One cannot be too hard on the government and its public health agencies considering the breakneck speed with which Ebola has surfaced and the limited resources. The US itself has suffered the acute embarrassment of hospitals not being prepared to receive patients, health care providers admitting that they had not been trained, worries about the disposing of contaminated materials and shocking misinformation on the disease and its dangers from the Head of the Centers for Disease Control. However, the government here must now show greater coordination and urgency.

The government must now set out in great detail its plans on Ebola and address the following, among other concerns.

1) Have immigration officers at ports of entry been rigorously trained to interview and evaluate travellers to determine whether there is a credible threat? The officers must be knowledgeable about the geography of West Africa and be particularly interested in the recent travel history of the person seeking admission.

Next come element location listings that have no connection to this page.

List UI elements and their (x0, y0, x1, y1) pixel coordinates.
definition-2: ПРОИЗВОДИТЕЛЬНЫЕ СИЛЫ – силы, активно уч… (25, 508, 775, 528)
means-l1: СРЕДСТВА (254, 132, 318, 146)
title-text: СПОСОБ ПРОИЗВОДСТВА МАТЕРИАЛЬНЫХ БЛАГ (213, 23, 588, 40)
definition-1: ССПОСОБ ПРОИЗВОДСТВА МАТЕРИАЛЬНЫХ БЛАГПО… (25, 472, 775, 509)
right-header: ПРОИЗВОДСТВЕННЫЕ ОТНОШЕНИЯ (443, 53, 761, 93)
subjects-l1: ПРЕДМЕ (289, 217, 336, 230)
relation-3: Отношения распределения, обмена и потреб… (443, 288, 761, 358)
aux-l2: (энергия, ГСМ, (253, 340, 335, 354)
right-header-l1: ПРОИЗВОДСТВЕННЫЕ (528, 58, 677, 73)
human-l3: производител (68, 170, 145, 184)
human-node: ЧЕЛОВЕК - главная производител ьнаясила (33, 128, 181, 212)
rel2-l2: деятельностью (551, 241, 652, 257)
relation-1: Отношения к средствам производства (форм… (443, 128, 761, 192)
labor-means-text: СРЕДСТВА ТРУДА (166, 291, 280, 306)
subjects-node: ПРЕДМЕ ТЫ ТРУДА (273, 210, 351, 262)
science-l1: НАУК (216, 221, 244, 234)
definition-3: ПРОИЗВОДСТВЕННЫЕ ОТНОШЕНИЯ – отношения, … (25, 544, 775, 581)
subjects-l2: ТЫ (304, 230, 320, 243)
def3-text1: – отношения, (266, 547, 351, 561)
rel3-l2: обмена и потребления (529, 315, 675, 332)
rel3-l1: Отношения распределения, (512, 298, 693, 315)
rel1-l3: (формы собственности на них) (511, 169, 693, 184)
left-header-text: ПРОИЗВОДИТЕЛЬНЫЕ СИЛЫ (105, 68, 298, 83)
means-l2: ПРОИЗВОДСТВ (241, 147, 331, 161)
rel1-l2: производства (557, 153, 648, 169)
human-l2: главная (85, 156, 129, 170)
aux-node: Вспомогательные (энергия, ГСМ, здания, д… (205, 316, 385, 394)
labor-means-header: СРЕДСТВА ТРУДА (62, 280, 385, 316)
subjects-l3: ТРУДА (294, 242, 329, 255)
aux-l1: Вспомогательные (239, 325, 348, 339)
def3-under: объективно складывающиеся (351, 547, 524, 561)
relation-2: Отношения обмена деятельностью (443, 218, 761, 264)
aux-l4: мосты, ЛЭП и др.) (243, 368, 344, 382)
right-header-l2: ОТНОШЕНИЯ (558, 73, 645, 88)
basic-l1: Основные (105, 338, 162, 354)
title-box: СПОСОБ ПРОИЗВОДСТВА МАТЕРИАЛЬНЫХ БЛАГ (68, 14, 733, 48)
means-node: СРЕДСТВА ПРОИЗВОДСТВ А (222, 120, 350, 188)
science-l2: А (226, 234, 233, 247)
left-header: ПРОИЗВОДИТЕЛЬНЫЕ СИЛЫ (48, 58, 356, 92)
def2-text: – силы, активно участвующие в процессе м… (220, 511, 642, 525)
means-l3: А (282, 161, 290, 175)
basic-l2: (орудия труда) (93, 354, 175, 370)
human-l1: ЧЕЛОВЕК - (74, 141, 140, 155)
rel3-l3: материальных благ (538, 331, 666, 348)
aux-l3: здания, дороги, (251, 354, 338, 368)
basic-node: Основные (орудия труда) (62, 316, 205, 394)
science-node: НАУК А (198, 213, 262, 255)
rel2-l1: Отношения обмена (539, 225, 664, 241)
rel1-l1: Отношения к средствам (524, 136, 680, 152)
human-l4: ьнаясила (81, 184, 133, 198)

2) Are there secure facilities at ports of entry for persons who may pose a threat to be kept?

3) Is it the policy of the government to quarantine citizens and others who have visited affected areas? 4) What plans are in place for aggressive contract tracing should the need arise?

5) Does the country and its ports of entry have adequate supplies of non-contact infrared thermometers and bio-hazard suits?

6) Are there adequate medical supplies dispersed across all areas of need?

7) What is the policy for the porous borders to the east, north and south? This is an enormously complex proposition but the government has to show that it is thinking on its feet and is aware of the dangerous challenge that backtracking routes can pose to public health.

These and many related matters require clear statements and planning from the government. This is yet to be seen.